Entering edit mode
7.0 years ago
firestar
★
1.6k
I detect a few hundred significantly (qval<0.05) DE genes. When I perform an enrichment analysis using these genes on GO network (using various tools), I do find around 50 or so non-significant GO terms. But, I find no significant GO terms (qval < 0.05). What might be the reasons for this? Anything that could be tweaked?
By "qval" I assume you mean FDR adjusted p-value. This may be one of the key reasons why your GO analysis is not returning anything significant. FDR is not the best method when looking at ontologies. Read on to see why...
Due to the True Path Rule, genes associated with a GO term are also associated with its parent terms (for more on this, see Chapter 22 of Dr. Draghici’s book [7]). This means that simply performing an enrichment analysis for each GO term will count each gene many times, which is a serious problem (see Draghici, Chapter 24). Furthermore, testing the enrichment of all GO terms is not necessary and due to the unavoidable multiple comparison curse will increase the number of false positives reported. Luckily, one can leverage the structure and additional properties of GO in order to limit the number of tests performed, and therefore the number of comparisons one must correct for. In 2006, Alexa [8] proposed two methods to accomplish this: “Elim” and “Weight.”
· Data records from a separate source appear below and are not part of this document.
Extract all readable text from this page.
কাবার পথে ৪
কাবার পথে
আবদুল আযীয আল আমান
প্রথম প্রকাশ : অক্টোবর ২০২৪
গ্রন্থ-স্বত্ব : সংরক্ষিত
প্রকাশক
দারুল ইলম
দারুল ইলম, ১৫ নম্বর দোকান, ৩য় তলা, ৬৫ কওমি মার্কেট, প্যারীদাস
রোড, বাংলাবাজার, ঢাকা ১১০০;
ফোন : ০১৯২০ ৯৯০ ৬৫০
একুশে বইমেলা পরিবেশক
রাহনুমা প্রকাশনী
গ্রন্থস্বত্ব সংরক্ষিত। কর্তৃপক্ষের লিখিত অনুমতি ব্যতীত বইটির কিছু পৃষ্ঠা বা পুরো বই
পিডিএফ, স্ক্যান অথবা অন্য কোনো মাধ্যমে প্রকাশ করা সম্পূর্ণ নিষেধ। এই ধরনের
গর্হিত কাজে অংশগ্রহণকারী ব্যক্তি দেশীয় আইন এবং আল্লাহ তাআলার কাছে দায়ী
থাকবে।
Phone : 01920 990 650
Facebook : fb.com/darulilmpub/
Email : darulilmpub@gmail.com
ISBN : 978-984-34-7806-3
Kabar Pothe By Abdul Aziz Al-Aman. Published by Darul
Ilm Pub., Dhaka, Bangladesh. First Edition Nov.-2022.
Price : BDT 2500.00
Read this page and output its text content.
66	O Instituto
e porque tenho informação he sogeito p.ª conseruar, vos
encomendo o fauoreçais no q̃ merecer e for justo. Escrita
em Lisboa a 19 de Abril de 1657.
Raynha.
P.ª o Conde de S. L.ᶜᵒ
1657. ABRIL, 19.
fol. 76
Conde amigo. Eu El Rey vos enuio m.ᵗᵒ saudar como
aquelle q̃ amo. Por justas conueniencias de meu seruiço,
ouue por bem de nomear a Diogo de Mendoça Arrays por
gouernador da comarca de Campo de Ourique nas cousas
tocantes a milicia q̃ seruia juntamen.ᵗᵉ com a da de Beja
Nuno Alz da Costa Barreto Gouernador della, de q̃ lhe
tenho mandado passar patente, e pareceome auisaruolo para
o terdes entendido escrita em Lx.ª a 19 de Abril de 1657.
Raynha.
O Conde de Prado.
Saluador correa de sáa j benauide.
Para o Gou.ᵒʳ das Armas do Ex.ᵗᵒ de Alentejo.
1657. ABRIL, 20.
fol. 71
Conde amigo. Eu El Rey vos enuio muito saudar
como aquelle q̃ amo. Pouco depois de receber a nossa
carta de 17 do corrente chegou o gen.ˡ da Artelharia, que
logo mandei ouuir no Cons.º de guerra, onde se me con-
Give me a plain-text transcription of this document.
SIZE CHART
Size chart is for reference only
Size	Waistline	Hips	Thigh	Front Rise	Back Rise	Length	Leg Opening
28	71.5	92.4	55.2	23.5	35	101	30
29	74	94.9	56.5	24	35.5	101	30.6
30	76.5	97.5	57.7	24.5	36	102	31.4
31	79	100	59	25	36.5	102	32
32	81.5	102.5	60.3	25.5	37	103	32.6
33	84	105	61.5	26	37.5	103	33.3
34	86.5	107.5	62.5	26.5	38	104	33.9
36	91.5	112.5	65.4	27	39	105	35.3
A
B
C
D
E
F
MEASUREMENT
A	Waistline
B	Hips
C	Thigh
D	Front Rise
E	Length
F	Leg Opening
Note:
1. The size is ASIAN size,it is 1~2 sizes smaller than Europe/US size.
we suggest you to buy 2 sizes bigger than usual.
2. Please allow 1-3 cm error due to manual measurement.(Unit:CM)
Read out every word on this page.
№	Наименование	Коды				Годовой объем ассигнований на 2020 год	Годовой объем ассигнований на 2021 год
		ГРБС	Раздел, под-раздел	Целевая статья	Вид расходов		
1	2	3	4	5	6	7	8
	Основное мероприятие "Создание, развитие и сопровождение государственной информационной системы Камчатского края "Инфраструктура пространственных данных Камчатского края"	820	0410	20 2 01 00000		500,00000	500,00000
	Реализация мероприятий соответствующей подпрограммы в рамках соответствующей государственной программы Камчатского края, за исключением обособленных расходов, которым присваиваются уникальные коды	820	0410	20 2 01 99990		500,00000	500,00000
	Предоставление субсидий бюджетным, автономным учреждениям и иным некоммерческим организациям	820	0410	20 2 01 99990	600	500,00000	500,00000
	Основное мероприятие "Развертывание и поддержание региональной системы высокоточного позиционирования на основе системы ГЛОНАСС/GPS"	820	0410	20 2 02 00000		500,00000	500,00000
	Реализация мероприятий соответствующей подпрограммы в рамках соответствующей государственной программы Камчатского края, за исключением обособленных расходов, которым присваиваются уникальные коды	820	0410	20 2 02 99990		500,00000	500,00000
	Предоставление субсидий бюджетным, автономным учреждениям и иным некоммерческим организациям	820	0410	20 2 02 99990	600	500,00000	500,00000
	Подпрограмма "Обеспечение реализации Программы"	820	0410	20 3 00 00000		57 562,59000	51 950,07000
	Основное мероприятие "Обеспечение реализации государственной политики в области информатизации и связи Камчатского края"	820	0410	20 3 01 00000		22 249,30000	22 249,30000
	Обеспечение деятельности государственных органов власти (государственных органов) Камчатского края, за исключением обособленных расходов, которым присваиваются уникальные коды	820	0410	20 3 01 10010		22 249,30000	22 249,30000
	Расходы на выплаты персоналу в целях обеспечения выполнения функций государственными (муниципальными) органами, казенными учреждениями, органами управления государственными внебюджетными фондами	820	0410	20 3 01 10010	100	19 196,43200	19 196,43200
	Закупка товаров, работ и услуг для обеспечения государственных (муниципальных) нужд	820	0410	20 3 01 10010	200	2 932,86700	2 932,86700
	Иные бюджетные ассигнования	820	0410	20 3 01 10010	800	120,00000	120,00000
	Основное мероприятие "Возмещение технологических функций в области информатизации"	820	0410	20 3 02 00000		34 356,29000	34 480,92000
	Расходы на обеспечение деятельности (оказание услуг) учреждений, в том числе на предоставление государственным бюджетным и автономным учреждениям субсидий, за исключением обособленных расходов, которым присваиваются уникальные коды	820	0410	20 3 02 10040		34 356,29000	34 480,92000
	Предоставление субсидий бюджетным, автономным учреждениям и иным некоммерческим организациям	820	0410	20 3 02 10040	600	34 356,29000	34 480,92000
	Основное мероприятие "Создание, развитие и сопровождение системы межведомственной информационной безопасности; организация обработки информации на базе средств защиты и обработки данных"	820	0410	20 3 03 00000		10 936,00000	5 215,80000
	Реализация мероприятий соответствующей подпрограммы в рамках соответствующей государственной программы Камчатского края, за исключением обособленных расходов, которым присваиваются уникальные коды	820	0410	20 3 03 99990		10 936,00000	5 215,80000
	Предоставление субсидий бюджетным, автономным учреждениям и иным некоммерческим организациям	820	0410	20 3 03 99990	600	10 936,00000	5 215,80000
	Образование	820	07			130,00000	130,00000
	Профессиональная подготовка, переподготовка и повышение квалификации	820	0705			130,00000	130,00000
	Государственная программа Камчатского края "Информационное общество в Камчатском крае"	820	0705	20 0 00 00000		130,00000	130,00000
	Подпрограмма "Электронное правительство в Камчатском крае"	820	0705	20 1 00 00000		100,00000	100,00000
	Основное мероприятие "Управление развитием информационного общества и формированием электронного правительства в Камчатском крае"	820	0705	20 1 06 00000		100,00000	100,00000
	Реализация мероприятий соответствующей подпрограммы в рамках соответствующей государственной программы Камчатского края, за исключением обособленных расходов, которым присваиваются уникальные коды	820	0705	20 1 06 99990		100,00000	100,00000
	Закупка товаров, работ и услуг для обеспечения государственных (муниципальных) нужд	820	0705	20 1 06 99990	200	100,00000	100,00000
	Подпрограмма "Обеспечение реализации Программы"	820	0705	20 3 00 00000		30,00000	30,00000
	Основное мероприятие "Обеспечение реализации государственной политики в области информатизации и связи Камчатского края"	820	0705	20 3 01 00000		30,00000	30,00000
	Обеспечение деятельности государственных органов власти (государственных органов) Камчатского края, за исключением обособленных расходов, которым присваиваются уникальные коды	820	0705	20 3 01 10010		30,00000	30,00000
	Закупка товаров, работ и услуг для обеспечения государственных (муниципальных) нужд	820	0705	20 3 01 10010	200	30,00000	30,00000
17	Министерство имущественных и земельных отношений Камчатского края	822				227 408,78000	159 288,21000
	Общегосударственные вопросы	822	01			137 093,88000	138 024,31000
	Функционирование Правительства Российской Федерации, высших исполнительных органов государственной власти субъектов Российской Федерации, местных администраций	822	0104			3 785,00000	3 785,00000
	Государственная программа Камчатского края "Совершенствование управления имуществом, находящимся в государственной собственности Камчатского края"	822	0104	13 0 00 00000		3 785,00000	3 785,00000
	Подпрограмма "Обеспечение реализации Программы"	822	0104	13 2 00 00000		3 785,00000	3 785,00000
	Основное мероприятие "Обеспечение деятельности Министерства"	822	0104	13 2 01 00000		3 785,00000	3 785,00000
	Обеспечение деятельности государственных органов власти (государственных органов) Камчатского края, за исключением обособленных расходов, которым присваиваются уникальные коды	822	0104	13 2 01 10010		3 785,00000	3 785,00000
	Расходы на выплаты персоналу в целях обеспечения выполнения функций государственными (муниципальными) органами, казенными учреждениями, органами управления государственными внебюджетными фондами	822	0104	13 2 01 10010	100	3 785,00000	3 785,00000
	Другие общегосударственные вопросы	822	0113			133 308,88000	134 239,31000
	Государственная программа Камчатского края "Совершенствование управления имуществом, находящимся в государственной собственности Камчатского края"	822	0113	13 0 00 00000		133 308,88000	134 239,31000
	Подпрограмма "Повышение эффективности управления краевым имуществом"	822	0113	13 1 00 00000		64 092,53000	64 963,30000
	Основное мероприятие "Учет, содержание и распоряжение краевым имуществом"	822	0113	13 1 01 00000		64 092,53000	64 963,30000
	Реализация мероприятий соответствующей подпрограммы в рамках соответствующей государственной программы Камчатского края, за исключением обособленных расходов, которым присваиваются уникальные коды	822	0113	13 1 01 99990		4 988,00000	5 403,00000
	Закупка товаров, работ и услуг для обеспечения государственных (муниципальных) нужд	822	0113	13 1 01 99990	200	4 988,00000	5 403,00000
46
For example, in iPathwayGuide and iVariantGuide we offer both methods, each of which follow the same outline.
Elim
The Elim method assesses the significance of GO terms starting with the most specific terms first. The benefit of this approach is that it is easier to find specialized terms that are significant, e.g. "response to amphetamine" is more descriptive than "response to chemical.” This approach provides a very nice custom cut through the GO hierarchy that “magically” identifies the lowest level of abstraction that contains the significant GO terms in the given experiment.
Weight
Given a set of related GO terms, the Weight method is designed to identify the term that best represents the genes of interest, regardless of where the term falls in the hierarchy. This approach is less stringent than Elim, capturing more true positives with the drawback of including additional false positives.
References
Yes. by qvalue I mean, Benjamini-Hochberg adjusted p-value which I think is the same as FDR adjusted p-value. But, this is some new insight. Thanks for this.
Why do you have to find significantly enriched GO terms ? There are many reasons why no significant enrichment is found and that is a perfectly acceptable result. GO annotations incompletely capture current knowledge. If you're looking at something new, genes may not be well annotated with the corresponding terms and so you will most likely not see any enrichment because usual approaches favour gene sets with many annotations (see this paper). Also, your threshold of 0.05 is entirely arbitrary. What if you had terms with a q-value of 0.0509 ? The values you get also depend on the approach to enrichment analysis you take. Many of these make many unnecessary tests that reduce the detection power. For example, if your experiment is only concerned about cellular functions, you don't need to test for GO terms such as foraging behaviour i.e. in general, terms that are not below the cellular process term. In addition many methods make unnecessary test by not taking into account redundancies in the annotations (see this paper).
Hmmm.. I am looking for significantly enriched or depleted GO terms because I don't want it to be by chance. If I take some random genes there is a chance that I am going to get some GO terms. But, is that reliable? I understand 0.05 is arbitrary, but my qvalues for the returned GO terms are 0.8, 0.9 etc, so even if I relaxed 0.05 to 0.06 or even 0.1, it wouldn't make any difference. Another reason is that I have two datasets (different tissues) and this issue is only with one of them. As you say there are different implementations of enrichment analyses, I have tried a few different ones (DAVID, ClusterProfiler,goana,ClueGO etc). Although the list of GO terms differ quite a bit, none of them are significant.
I don't know about others but, each time that I do gene enrichment analysis, I come back disappointed by the results that mostly never make sense and that provide for more confusion. Do any unbiased gene enrichment on a large chunk of genes and cancer and immune pathways always come back. One thing that equally worries me is that I have heard how some people even in clinical settings are forming conclusions based on in silico gene enrichment results.
If you cannot even get a significant enrichment term, then I would suggest doing a manual literature search and switch off autopilot for the remainder of your study. I don't mean to be critical or anything, but I have fundamental doubts about gene enrichment based on my own and others' experiences. I neither want to sound old (mid 30s), but I remember the days when we had to do literature searches and it was actually fun trying to piece together the jigsaw. I really worry about how technology is attempting to replace our creative brains.
Your reply reminds me of an email I got sometime back from the author of a popular GO enrichment tool. Quote:
"But it's rare that anybody interprets GO enrichment analysis as being actionable information. They tend to run it, mention it in their paper as justifying the results as being "reasonable", and then pretty much ignore it when they plan their next experiments. It beats staring at the gene list, but it's actually not all that useful since it depends heavily on what GO has decided to annotate - which is not static."
Could be true what s/he says!
Need some more details. Choice of tool matters depending on the type of organism you are looking for.
1) What are the tools you used. 2) Parameters used in individual tool.